By David Blair, October 24th, 2013
Her remarks on Burma’s peaceful living Muslim minority communities are full of prejudice based on fanatical patriotism and islamophobia. In a situation of injustice, ethnic cleansing and genocide against Rohingya and other Muslims in Burma, she tried to defend Buddhist extremism saying that Buddhists in Burma are terrified by “global Muslim power” where there is no such threat from Burma’s numerically very small and insignificant Muslim population. This is a pretext or a fictitious reason, where Burma is a predominantly Buddhist country, particularly when the Rohingya are rendered stateless with no basic freedoms, in order to conceal the real reason.
Despite repeated requests, Suu Kyi refused to visit the Rohingya areas where credible organization like Human Rights Watch (HRW) had found evidences of mass graves in Arakan. Experts in international law, after examining all evidences, conclude that ethnic cleansing and crimes against humanity have been perpetrated against the Rohingya population. Yet she rejects to accept and condemn these international crimes.
She remains indifferent to ongoing ‘Rohingya or Muslim extermination’, the great humanitarian disaster being faced by the Rohingyas in their squalid displacement camps and villages under siege in segregated and apartheid like situation and continued plight and dilemma of an estimated 1.5 million Rohingya diaspora and boat people around the world. She tries to befool the international community saying “A number of Buddhists had left the country during the era of dictatorship”. This remark is completely irrelevant.

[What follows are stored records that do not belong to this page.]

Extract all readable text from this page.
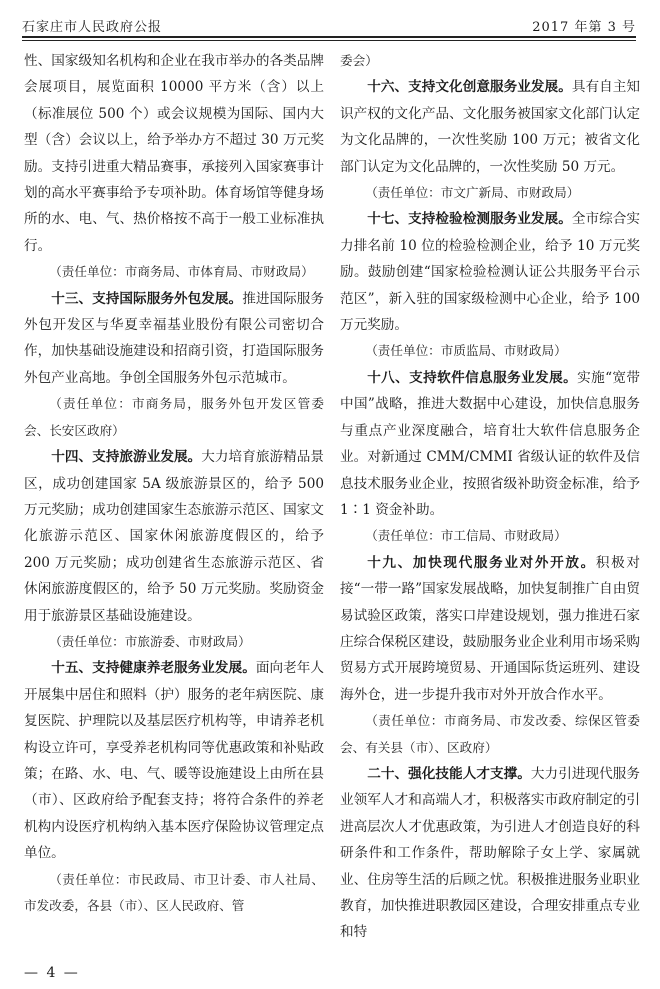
石家庄市人民政府公报	2017 年第 3 号

性、国家级知名机构和企业在我市举办的各类品牌会展项目，展览面积 10000 平方米（含）以上（标准展位 500 个）或会议规模为国际、国内大型（含）会议以上，给予举办方不超过 30 万元奖励。支持引进重大精品赛事，承接列入国家赛事计划的高水平赛事给予专项补助。体育场馆等健身场所的水、电、气、热价格按不高于一般工业标准执行。

（责任单位：市商务局、市体育局、市财政局）

十三、支持国际服务外包发展。推进国际服务外包开发区与华夏幸福基业股份有限公司密切合作，加快基础设施建设和招商引资，打造国际服务外包产业高地。争创全国服务外包示范城市。

（责任单位：市商务局，服务外包开发区管委会、长安区政府）

十四、支持旅游业发展。大力培育旅游精品景区，成功创建国家 5A 级旅游景区的，给予 500 万元奖励；成功创建国家生态旅游示范区、国家文化旅游示范区、国家休闲旅游度假区的，给予 200 万元奖励；成功创建省生态旅游示范区、省休闲旅游度假区的，给予 50 万元奖励。奖励资金用于旅游景区基础设施建设。

（责任单位：市旅游委、市财政局）

十五、支持健康养老服务业发展。面向老年人开展集中居住和照料（护）服务的老年病医院、康复医院、护理院以及基层医疗机构等，申请养老机构设立许可，享受养老机构同等优惠政策和补贴政策；在路、水、电、气、暖等设施建设上由所在县（市）、区政府给予配套支持；将符合条件的养老机构内设医疗机构纳入基本医疗保险协议管理定点单位。

（责任单位：市民政局、市卫计委、市人社局、市发改委，各县（市）、区人民政府、管

委会）

十六、支持文化创意服务业发展。具有自主知识产权的文化产品、文化服务被国家文化部门认定为文化品牌的，一次性奖励 100 万元；被省文化部门认定为文化品牌的，一次性奖励 50 万元。

（责任单位：市文广新局、市财政局）

十七、支持检验检测服务业发展。全市综合实力排名前 10 位的检验检测企业，给予 10 万元奖励。鼓励创建“国家检验检测认证公共服务平台示范区”，新入驻的国家级检测中心企业，给予 100 万元奖励。

（责任单位：市质监局、市财政局）

十八、支持软件信息服务业发展。实施“宽带中国”战略，推进大数据中心建设，加快信息服务与重点产业深度融合，培育壮大软件信息服务企业。对新通过 CMM/CMMI 省级认证的软件及信息技术服务业企业，按照省级补助资金标准，给予 1∶1 资金补助。

（责任单位：市工信局、市财政局）

十九、加快现代服务业对外开放。积极对接“一带一路”国家发展战略，加快复制推广自由贸易试验区政策，落实口岸建设规划，强力推进石家庄综合保税区建设，鼓励服务业企业利用市场采购贸易方式开展跨境贸易、开通国际货运班列、建设海外仓，进一步提升我市对外开放合作水平。

（责任单位：市商务局、市发改委、综保区管委会、有关县（市）、区政府）

二十、强化技能人才支撑。大力引进现代服务业领军人才和高端人才，积极落实市政府制定的引进高层次人才优惠政策，为引进人才创造良好的科研条件和工作条件，帮助解除子女上学、家属就业、住房等生活的后顾之忧。积极推进服务业职业教育，加快推进职教园区建设，合理安排重点专业和特

— 4 —
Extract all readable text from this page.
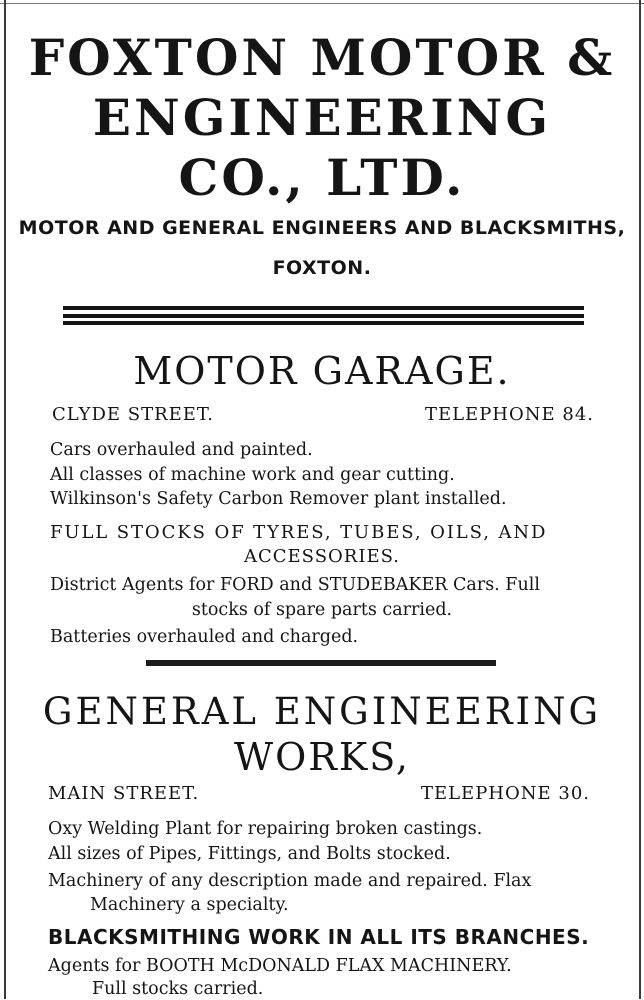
FOXTON MOTOR &
ENGINEERING
CO., LTD.
MOTOR AND GENERAL ENGINEERS AND BLACKSMITHS,
FOXTON.
MOTOR GARAGE.
CLYDE STREET.	TELEPHONE 84.
Cars overhauled and painted.
All classes of machine work and gear cutting.
Wilkinson's Safety Carbon Remover plant installed.
FULL STOCKS OF TYRES, TUBES, OILS, AND
ACCESSORIES.
District Agents for FORD and STUDEBAKER Cars. Full
stocks of spare parts carried.
Batteries overhauled and charged.
GENERAL ENGINEERING
WORKS,
MAIN STREET.	TELEPHONE 30.
Oxy Welding Plant for repairing broken castings.
All sizes of Pipes, Fittings, and Bolts stocked.
Machinery of any description made and repaired. Flax
Machinery a specialty.
BLACKSMITHING WORK IN ALL ITS BRANCHES.
Agents for BOOTH McDONALD FLAX MACHINERY.
Full stocks carried.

It is very worrying that notorious anti-Muslim hate preachers have taken great encouragement from her words. She is not only pushing humanity towards interfaith antagonism but also reducing the possibilities of peace, tolerance and mutual coexistence amongst the country’s different societies, ethnic and religious groups. However, her behaviour does not reflect the position of the majority people as history testifies that Burma’s Buddhists and Muslims lived hand in hand, peacefully, for centuries.
It is unfortunate that Thein Sein’s government rejects and persecutes the Rohingya and other Muslims while some political parties and influential opposition leaders are apathetic audience applauding the oppressors.
Under the circumstance, we urge upon the United Nations to use its opportunity to include in its General Assembly resolutions on Burma, which they are currently drafting, the establishment of UN Commission of Inquiry into these crimes. This could establish the truth and make recommendations for action in the interest of international peace and security.
Meanwhile, it is worth mentioning that Islam advocates peace, love and harmony and decries all unjust violence; and we invite the attention of Daw Aung San Suu Kyi and all Burmese leaders to the positive and constructive aspects of Islam, its peaceful teachings and philanthropic philosophy and orientation.